La riflessione di Parigi è stata “torneremo a essere interessati ai grandi eventi? Non ne sono sicura. Come modalità di rapporto. Il mondo del web ben si approccia al libro. Ho letto la presentazione di Effetto festival, e ciò che emerge di interessante è che grazie alla digitalizzazione dei contenuti si è avuto il 16 per cento in più, con gente che non ha mai frequentato un festival. Il web non deve essere visto come avversario ma alleato per allargare il palcoscenico della cultura. E’ questa la chance per nuovo umanesimo”.
Basta pensare che lo stesso Salone del Libro, con SalTo Extra – la serie di webinar online diffusi attraverso Facebook e YouTube in diretta e on demand – ha intercettato l’altra direzione più che mai attuale del settore ovvero l’individuazione di nuovi canali per la divulgazione culturale attraverso i social media. Probabilmente, proprio in virtù di questa nuova forma di circuitazione, durante il lockdown si è assistito ad un proliferare decisamente inedito di una forma di produzione culturale, che sempre più difficilmente potrà essere trascurata. Il settore dei podcast era già in forte sviluppo dopo l’ingresso nel mercato italiano di multinazionali come Audible e Storytel, ma tra marzo e aprile 2020, si è registrato il 70% in più di post ad esso dedicati rispetto ai due mesi pre lockdown, generando 13,14 milioni di interazioni (+60%) e 2,56 miliardi di impression (+38%) sul tema. A farla da protagonista, infatti, è soprattutto l’audiolibro con un trend di ricerca cresciuto del 227% rispetto all’inizio dell’anno.

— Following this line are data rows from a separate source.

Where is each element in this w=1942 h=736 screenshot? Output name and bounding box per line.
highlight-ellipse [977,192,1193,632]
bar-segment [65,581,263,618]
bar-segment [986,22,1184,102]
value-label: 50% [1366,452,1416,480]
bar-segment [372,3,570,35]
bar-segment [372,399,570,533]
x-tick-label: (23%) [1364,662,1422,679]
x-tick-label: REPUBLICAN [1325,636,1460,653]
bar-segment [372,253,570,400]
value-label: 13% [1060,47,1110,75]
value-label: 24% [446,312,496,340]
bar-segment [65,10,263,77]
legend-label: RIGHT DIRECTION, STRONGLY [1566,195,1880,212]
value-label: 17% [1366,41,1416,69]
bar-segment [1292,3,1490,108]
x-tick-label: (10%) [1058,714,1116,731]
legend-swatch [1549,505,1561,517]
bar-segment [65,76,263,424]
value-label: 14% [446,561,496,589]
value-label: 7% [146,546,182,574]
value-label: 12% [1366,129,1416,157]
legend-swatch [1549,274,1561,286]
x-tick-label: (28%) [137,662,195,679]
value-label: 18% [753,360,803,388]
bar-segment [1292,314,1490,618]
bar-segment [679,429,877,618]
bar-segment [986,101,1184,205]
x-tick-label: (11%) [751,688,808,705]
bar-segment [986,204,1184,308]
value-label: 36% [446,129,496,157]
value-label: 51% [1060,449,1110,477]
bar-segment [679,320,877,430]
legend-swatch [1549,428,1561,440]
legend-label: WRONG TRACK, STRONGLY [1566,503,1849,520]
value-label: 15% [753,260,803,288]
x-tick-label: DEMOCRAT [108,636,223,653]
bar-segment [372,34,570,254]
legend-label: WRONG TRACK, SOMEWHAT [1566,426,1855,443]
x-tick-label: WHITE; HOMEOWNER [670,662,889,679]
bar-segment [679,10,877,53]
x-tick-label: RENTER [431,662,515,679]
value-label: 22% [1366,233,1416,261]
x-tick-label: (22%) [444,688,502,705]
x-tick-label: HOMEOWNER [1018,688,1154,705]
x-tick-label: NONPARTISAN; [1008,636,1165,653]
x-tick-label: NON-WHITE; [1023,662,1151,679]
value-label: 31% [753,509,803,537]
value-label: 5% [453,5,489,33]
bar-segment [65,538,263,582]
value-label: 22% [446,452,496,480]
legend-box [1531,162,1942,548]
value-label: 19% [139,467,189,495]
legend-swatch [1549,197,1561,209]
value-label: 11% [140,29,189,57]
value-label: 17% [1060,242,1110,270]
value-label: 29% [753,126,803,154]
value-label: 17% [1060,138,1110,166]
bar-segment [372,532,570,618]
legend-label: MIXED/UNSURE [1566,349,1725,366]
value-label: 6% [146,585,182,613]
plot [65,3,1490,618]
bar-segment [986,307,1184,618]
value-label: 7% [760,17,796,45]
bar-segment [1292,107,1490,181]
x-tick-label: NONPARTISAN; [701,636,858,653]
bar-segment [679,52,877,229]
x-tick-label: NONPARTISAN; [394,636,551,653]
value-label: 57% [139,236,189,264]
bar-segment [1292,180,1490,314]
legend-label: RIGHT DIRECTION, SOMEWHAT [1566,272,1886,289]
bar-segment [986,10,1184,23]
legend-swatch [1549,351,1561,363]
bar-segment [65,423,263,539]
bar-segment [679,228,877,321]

“E’necessario smetterla con il principio che piccolo è bello – ha chiesto nel suo intervento Giorgio Ardito – Occorre che l’amministrazione pubblica sviluppi una politica per fornire reti e servizi affinché si abbattano i costi di biblioteche, di librerie: si tratta di un impegno culturale legittimo, non è assistenzialismo. Migliorare la rete delle biblioteche ma aiutare quella delle librerie.
Grandi eventi e piccole realtà non sono in collisione o contrapposizione. Secondo Ardito infatti “il grande evento deve essere un terminale delle piccole realtà e deve collegarsi con esse. Gli uni se fatti bene, alimentano gli altri”.
Ha ricordato poi la grande ricchezza delle collezioni private presenti a Torino “Esiste un patrimonio culturale librario importante che è quello di famiglie che sono disposte a metterlo a disposizione – ha concluso – Ci sono documenti di grandi interesse, testimonianti le lotte di quartiere negli anni 60, su temi quali casa o ambiente, che non trovano spazio nei centri culturali come il polo del ‘900 o l’Istituto Gramsci. È una questione alla quale occorrerebbe dare risposta, con spazi pubblici oggi inutilizzati dove collocare queste collezioni, molto importanti.